On top of dealing with the stress from college and daily life, we are all experiencing an additional level of stress due to the COVID-19 pandemic. The Centers for Disease Control and Prevention explain that exercise can help cope with the stress caused by the pandemic. Going for a daily walk is an effective way to get in the recommended amount of daily exercise, but also provides an escape from the house. The entire world has been isolated at home for days on end and going for a walk, bike ride or run is a safe way to offset the effects of isolation. COVID-19 has become an incredulous stressor for people, and exercising outside, using sidewalks, is a great way to relieve that stress.

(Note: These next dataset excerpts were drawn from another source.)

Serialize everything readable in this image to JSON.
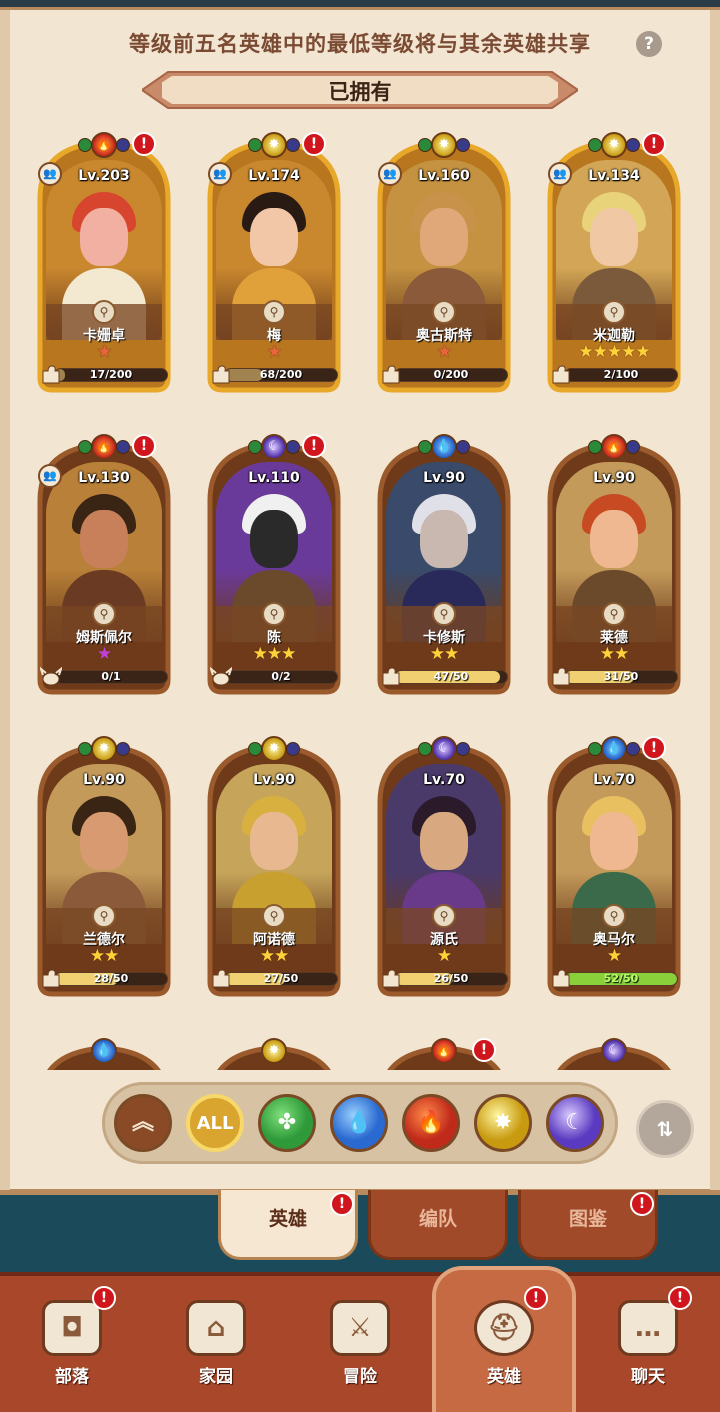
{
  "info_text": "等级前五名英雄中的最低等级将与其余英雄共享",
  "help_icon": "?",
  "section_title": "已拥有",
  "heroes": [
    {
      "level": "Lv.203",
      "name": "卡姗卓",
      "stars": "★",
      "star_color": "#e8663a",
      "progress_text": "17/200",
      "progress": 0.085,
      "fill_color": "#a1834f",
      "shard": "puzzle",
      "frame": "gold",
      "bg": "#c9872e",
      "hair": "#d8452e",
      "skin": "#f1b0a2",
      "outfit": "#f3e8d0",
      "elements": [
        "fire"
      ],
      "alert": true,
      "people": true
    },
    {
      "level": "Lv.174",
      "name": "梅",
      "stars": "★",
      "star_color": "#e8663a",
      "progress_text": "68/200",
      "progress": 0.34,
      "fill_color": "#a1834f",
      "shard": "puzzle",
      "frame": "gold",
      "bg": "#c9872e",
      "hair": "#2a1a14",
      "skin": "#f2c7a8",
      "outfit": "#e0a13a",
      "elements": [
        "light"
      ],
      "alert": true,
      "people": true
    },
    {
      "level": "Lv.160",
      "name": "奥古斯特",
      "stars": "★",
      "star_color": "#e8663a",
      "progress_text": "0/200",
      "progress": 0.0,
      "fill_color": "#a1834f",
      "shard": "puzzle",
      "frame": "gold",
      "bg": "#c49240",
      "hair": "#c8924a",
      "skin": "#e0a878",
      "outfit": "#8a5a3a",
      "elements": [
        "light"
      ],
      "alert": false,
      "people": true
    },
    {
      "level": "Lv.134",
      "name": "米迦勒",
      "stars": "★★★★★",
      "star_color": "#ffd23a",
      "progress_text": "2/100",
      "progress": 0.02,
      "fill_color": "#a1834f",
      "shard": "puzzle",
      "frame": "gold",
      "bg": "#d2a656",
      "hair": "#e8d27a",
      "skin": "#f0c8a4",
      "outfit": "#7a5a3a",
      "elements": [
        "light"
      ],
      "alert": true,
      "people": true
    },
    {
      "level": "Lv.130",
      "name": "姆斯佩尔",
      "stars": "★",
      "star_color": "#c040d8",
      "progress_text": "0/1",
      "progress": 0.0,
      "fill_color": "#a1834f",
      "shard": "helmet",
      "frame": "copper",
      "bg": "#b88038",
      "hair": "#3a2414",
      "skin": "#c8805a",
      "outfit": "#6a3a22",
      "elements": [
        "fire"
      ],
      "alert": true,
      "people": true
    },
    {
      "level": "Lv.110",
      "name": "陈",
      "stars": "★★★",
      "star_color": "#ffd23a",
      "progress_text": "0/2",
      "progress": 0.0,
      "fill_color": "#a1834f",
      "shard": "helmet",
      "frame": "copper",
      "bg": "#6a3a9a",
      "hair": "#f0f0f0",
      "skin": "#2a2a2a",
      "outfit": "#6a4a2a",
      "elements": [
        "moon"
      ],
      "alert": true,
      "people": false
    },
    {
      "level": "Lv.90",
      "name": "卡修斯",
      "stars": "★★",
      "star_color": "#ffd23a",
      "progress_text": "47/50",
      "progress": 0.94,
      "fill_color": "#f0d070",
      "shard": "puzzle",
      "frame": "copper",
      "bg": "#3a4a6a",
      "hair": "#e0e0e8",
      "skin": "#c8b8b0",
      "outfit": "#2a2a5a",
      "elements": [
        "water"
      ],
      "alert": false,
      "people": false
    },
    {
      "level": "Lv.90",
      "name": "莱德",
      "stars": "★★",
      "star_color": "#ffd23a",
      "progress_text": "31/50",
      "progress": 0.62,
      "fill_color": "#f0d070",
      "shard": "puzzle",
      "frame": "copper",
      "bg": "#c49a5a",
      "hair": "#c84a22",
      "skin": "#f0b890",
      "outfit": "#6a4a2a",
      "elements": [
        "fire"
      ],
      "alert": false,
      "people": false
    },
    {
      "level": "Lv.90",
      "name": "兰德尔",
      "stars": "★★",
      "star_color": "#ffd23a",
      "progress_text": "28/50",
      "progress": 0.56,
      "fill_color": "#f0d070",
      "shard": "puzzle",
      "frame": "copper",
      "bg": "#c49a5a",
      "hair": "#3a2414",
      "skin": "#d89a70",
      "outfit": "#8a5a3a",
      "elements": [
        "light"
      ],
      "alert": false,
      "people": false
    },
    {
      "level": "Lv.90",
      "name": "阿诺德",
      "stars": "★★",
      "star_color": "#ffd23a",
      "progress_text": "27/50",
      "progress": 0.54,
      "fill_color": "#f0d070",
      "shard": "puzzle",
      "frame": "copper",
      "bg": "#c6a55a",
      "hair": "#d8b040",
      "skin": "#e8b890",
      "outfit": "#c8a030",
      "elements": [
        "light"
      ],
      "alert": false,
      "people": false
    },
    {
      "level": "Lv.70",
      "name": "源氏",
      "stars": "★",
      "star_color": "#ffd23a",
      "progress_text": "26/50",
      "progress": 0.52,
      "fill_color": "#f0d070",
      "shard": "puzzle",
      "frame": "copper",
      "bg": "#4a3a6a",
      "hair": "#2a1a2a",
      "skin": "#d8a880",
      "outfit": "#6a3a8a",
      "elements": [
        "moon"
      ],
      "alert": false,
      "people": false
    },
    {
      "level": "Lv.70",
      "name": "奥马尔",
      "stars": "★",
      "star_color": "#ffd23a",
      "progress_text": "52/50",
      "progress": 1.0,
      "fill_color": "#8ad03a",
      "shard": "puzzle",
      "frame": "copper",
      "bg": "#c49a5a",
      "hair": "#e8c060",
      "skin": "#f0b890",
      "outfit": "#3a6a4a",
      "elements": [
        "water"
      ],
      "alert": true,
      "people": false,
      "progress_green": true
    }
  ],
  "partial_row": [
    {
      "elements": [
        "water"
      ],
      "alert": false
    },
    {
      "elements": [
        "light"
      ],
      "alert": false
    },
    {
      "elements": [
        "fire"
      ],
      "alert": true
    },
    {
      "elements": [
        "moon"
      ],
      "alert": false
    }
  ],
  "filters": [
    {
      "key": "up",
      "label": "︽",
      "bg": "#8a4a26",
      "color": "#f3e6d0"
    },
    {
      "key": "all",
      "label": "ALL",
      "bg": "#d9a52e",
      "color": "#fff"
    },
    {
      "key": "nature",
      "label": "✤",
      "bg": "#2f9a3a",
      "color": "#7fe07a"
    },
    {
      "key": "water",
      "label": "💧",
      "bg": "#2a6ad0",
      "color": "#9ad0ff"
    },
    {
      "key": "fire",
      "label": "🔥",
      "bg": "#c02a1a",
      "color": "#ff8a4a"
    },
    {
      "key": "light",
      "label": "✸",
      "bg": "#c89a10",
      "color": "#fff6a0"
    },
    {
      "key": "moon",
      "label": "☾",
      "bg": "#5a3ac0",
      "color": "#d8c8ff"
    }
  ],
  "sort_icon": "⇅",
  "subtabs": [
    {
      "label": "英雄",
      "active": true,
      "alert": true
    },
    {
      "label": "编队",
      "active": false,
      "alert": false
    },
    {
      "label": "图鉴",
      "active": false,
      "alert": true
    }
  ],
  "alert_mark": "!",
  "nav": [
    {
      "label": "部落",
      "icon": "shield-icon",
      "glyph": "◘",
      "alert": true
    },
    {
      "label": "家园",
      "icon": "home-icon",
      "glyph": "⌂",
      "alert": false
    },
    {
      "label": "冒险",
      "icon": "swords-icon",
      "glyph": "⚔",
      "alert": false
    },
    {
      "label": "英雄",
      "icon": "viking-helmet-icon",
      "glyph": "⛑",
      "alert": true,
      "active": true
    },
    {
      "label": "聊天",
      "icon": "chat-icon",
      "glyph": "…",
      "alert": true
    }
  ]
}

Sidewalks provide a gateway for people to exercise, but also provide other benefits such as spending time in nature. When someone uses sidewalks to exercise outside, they become immersed in the natural environment. A study done at Harvard University explains that spending 20 to 30 minutes a day in nature can drastically reduce stress. Without sidewalks, many people would not have a safe and free way to get outside to exercise. Walking, running, or biking directly on the street is dangerous, and walking directly on the grass beside the street is not accessible for those who use a wheelchair, want to push a stroller or have difficulty walking on uneven surfaces. Sidewalks become the gateway to the outdoors by providing a safe, free and widely accessible avenue for exercise.
Spending time in nature and exercising are great ways to reduce stress and improve one’s physical and mental well-being. Sidewalks make these activities possible wherever you are. Some fun ways to get outside and get active in St. Louis include taking a trip to the City Garden, the Missouri Botanical Garden, the St. Louis Zoo, Castlewood State Park, Forest Park or the Katy Trail State Park.
Remember that exercising helps your physical and mental health, and sidewalks give you the opportunity to simply “Walk It Out!”